Lembro que acabada a roda-viva da vindima e a lida dos lagares, o tempo que se seguia era passado no tratamento do vinho para consumo e na destilação do bagaço. A azáfama das vindimas fora tanta que o descanso era merecido, porém nos dias soalheiros outonais, homens e mulheres, realizavam pequenas tarefas e o repouso era desfrutado na lavra dos olivais e no semeio da fava.
Recordo que, ainda, antes do Natal, o frio gélido de inverno já acompanhava a escava, uma das tarefas principais que consistia em abrir covas em redor das cepas, ou compridas valeiras ao correr dos geios, para cortar as raízes e também reter as águas, evitando deste modo o desgaste contínuo da erosão. Depois dos Santos, a azeitona era varejada para cima de toldes estendidos no chão que, imediatamente seguia para a azenha onde o odor a azeite entranhado me provocava sempre pequenas náuseas.

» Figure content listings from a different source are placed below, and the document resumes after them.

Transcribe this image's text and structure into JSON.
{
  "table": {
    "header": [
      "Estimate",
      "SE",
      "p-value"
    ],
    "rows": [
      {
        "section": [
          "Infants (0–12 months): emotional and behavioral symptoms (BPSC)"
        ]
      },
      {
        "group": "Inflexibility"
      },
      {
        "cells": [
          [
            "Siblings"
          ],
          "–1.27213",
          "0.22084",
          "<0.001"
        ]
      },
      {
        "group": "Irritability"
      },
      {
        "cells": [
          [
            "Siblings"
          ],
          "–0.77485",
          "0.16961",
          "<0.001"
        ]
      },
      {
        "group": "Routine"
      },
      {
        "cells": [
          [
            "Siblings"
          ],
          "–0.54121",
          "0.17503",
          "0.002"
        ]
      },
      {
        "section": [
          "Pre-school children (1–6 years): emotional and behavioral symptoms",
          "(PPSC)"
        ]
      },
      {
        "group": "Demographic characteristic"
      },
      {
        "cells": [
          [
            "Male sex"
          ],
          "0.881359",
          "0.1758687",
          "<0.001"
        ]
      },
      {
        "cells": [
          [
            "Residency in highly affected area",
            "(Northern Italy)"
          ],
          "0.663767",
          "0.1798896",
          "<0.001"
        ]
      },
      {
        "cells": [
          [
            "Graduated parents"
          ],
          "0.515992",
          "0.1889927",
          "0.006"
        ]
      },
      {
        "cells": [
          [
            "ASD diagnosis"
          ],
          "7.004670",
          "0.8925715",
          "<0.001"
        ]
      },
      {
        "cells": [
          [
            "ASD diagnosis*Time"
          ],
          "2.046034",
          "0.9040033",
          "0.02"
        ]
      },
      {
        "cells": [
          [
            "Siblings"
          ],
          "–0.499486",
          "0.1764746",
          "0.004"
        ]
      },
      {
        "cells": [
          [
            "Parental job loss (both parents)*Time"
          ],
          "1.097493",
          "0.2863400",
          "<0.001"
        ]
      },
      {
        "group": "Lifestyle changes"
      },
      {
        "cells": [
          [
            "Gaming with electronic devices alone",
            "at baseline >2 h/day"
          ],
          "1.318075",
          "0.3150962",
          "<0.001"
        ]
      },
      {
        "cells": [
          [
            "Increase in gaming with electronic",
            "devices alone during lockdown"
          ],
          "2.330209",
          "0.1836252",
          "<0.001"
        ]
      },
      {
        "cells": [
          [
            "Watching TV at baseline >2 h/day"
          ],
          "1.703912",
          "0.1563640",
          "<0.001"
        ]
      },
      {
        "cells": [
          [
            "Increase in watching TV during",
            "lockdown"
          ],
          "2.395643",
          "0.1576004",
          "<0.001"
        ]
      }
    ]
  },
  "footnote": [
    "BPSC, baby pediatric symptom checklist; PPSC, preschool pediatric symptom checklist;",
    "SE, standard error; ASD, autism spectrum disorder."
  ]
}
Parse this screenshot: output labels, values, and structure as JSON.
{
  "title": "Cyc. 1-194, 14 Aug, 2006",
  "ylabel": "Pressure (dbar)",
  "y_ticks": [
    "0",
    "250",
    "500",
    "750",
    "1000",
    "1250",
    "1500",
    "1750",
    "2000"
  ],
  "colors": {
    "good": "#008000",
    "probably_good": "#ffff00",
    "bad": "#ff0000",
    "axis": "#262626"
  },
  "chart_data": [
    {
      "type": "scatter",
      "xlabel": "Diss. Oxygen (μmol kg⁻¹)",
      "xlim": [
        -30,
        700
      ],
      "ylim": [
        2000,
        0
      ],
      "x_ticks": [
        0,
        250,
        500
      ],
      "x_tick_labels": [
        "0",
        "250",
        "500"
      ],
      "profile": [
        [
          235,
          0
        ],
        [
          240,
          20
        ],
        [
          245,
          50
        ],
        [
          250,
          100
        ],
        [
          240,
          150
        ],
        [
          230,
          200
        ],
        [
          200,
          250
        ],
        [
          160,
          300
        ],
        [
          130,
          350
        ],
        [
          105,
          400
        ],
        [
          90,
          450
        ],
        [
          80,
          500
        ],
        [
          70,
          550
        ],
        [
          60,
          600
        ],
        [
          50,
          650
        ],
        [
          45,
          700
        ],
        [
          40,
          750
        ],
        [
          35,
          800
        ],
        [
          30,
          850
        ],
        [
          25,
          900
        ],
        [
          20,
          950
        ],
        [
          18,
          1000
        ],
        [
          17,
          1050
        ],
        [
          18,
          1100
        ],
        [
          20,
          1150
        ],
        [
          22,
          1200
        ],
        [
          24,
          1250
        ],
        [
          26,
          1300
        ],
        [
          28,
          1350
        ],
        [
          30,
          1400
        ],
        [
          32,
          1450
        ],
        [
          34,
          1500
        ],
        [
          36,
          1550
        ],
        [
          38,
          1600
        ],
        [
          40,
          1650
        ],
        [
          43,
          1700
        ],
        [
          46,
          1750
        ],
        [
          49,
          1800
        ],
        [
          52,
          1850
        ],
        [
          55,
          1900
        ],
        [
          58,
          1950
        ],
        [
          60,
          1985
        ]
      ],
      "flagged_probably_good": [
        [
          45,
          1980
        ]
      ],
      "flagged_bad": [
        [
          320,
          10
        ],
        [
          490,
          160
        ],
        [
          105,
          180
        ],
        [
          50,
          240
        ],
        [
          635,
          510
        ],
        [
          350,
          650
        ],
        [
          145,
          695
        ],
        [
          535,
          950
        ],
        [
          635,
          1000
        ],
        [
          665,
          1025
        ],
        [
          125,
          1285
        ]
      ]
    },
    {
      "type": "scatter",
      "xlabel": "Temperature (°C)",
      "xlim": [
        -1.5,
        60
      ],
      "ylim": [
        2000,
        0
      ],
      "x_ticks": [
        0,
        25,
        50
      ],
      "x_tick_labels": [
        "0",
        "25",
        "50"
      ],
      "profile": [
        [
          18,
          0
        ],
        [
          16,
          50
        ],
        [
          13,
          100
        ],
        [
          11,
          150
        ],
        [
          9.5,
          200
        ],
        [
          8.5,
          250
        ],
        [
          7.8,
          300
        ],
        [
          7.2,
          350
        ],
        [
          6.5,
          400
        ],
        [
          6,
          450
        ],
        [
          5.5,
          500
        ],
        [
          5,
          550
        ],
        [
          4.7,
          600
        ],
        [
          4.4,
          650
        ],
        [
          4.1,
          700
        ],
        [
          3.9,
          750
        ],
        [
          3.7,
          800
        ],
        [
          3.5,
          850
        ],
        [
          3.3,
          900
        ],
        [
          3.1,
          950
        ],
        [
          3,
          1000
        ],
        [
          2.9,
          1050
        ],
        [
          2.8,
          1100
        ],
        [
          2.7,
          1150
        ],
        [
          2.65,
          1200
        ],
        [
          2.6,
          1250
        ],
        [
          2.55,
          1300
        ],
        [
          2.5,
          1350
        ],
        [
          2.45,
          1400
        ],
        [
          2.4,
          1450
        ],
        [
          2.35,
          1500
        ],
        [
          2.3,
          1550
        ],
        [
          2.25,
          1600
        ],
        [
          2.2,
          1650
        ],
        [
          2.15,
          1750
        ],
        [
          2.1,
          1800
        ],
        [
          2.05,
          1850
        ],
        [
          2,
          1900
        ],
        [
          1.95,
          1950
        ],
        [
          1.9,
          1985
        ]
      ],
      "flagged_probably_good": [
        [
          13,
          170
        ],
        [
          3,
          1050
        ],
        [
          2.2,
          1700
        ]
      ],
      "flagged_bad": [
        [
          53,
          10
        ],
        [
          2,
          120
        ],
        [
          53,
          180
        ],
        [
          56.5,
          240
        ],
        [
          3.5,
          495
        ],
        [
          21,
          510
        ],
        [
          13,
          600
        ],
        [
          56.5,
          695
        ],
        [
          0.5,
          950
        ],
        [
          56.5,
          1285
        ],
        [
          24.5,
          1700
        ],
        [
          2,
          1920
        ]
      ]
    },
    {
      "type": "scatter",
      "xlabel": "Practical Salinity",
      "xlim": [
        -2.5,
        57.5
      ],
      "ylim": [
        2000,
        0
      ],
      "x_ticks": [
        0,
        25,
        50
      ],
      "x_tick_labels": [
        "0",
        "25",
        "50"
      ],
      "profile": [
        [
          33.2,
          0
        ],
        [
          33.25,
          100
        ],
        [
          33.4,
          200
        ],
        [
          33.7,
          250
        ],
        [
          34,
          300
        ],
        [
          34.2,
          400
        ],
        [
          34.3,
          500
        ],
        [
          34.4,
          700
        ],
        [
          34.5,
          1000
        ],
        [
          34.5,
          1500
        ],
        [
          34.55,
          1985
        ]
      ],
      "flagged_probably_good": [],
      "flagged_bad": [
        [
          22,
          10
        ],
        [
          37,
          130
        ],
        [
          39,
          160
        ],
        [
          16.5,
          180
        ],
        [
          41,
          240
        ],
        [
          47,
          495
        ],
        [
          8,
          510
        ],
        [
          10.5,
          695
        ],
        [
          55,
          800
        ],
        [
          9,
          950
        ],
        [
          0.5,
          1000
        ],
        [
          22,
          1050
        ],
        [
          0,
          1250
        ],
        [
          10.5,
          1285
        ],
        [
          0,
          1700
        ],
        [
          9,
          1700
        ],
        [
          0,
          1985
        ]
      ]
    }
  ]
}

Entre final de Novembro e Março as vinhas eram podadas, trabalho moroso e de alguma sabedoria, que obrigava os homens, sempre bem agasalhados, a ficarem curvados de tesoura na mão interrompendo o silêncio dos grandes espaços com o som tique, tique, tique cada vez que aquela arrebatava uma cepa. Os homens mais robustos e jovens trepavam às árvores manuseando a foice de longo cabo para arrebanharem os pequenos troncos. Os trabalhadores, ofegantes do frio cortante, deixavam o chão dos terrenos inclinados cobertos de lenha fina que depois era apanhada e alinhada em pequenos molhos pelas mulheres que os transportavam à cabeça para as suas casas. E lá iam elas de corpo por vezes mal formado pelo intenso trabalho para as suas tarefas domésticas.
Saudosamente, reavivo a cozinha rural transmontana. Esta divisão era essencial, pois era ali que a família passava a maior parte do tempo nos dias de grandes temporais.

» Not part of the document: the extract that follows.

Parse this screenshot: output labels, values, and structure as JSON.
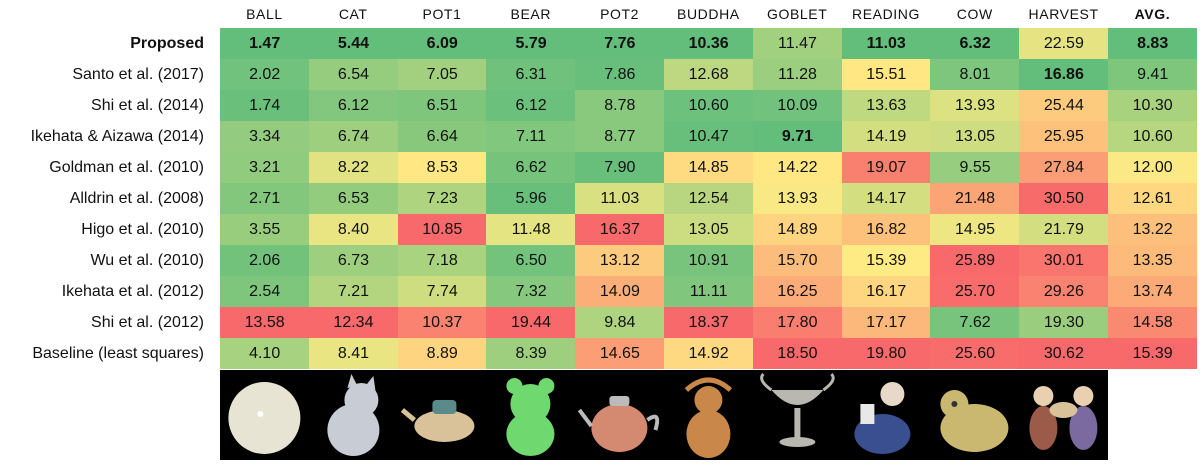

Em volta da lareira, por cima das grandes brasas ordenavam-se os potes pretos e as panelas, com água para o banho, o caldo de legumes, petiscos fumegantes, água para o chá, etc.
De repente…“Entre, quem é?” era o que se ouvia quando alguém batia à porta. De imediato era convidado a sentar e ao lado da lareira lá estava um grande banco, o escano, um banco de madeira de costas altas, geralmente com lotação para quatro ou mais pessoas. A hospitalidade trasmontana é sem dúvida ímpar! A mesa enchia-se de deliciosas iguarias…presuntos, salpicões, chouriças de fumeiro, as alheiras, a batata assada com casca e bacalhau assado, o cabrito assado…e o vinho faziam as delícias de quem por ali passava. Uma riqueza gastronómica!
Relembro de forma aconchegante aquele momento em que se alimentava o fogo com mais uma acha para que este não se extinguisse e travasse o frio vindo das frinchas das telhas rústicas e nos oleasse os pensamentos daquela água que descia os montes e fragas engrossando os pequenos caudais e ferozmente enchendo as estradas de entulho das sapadas, por vezes perigosas.
As memórias de Inverno trazem um vento que enregela os ossos!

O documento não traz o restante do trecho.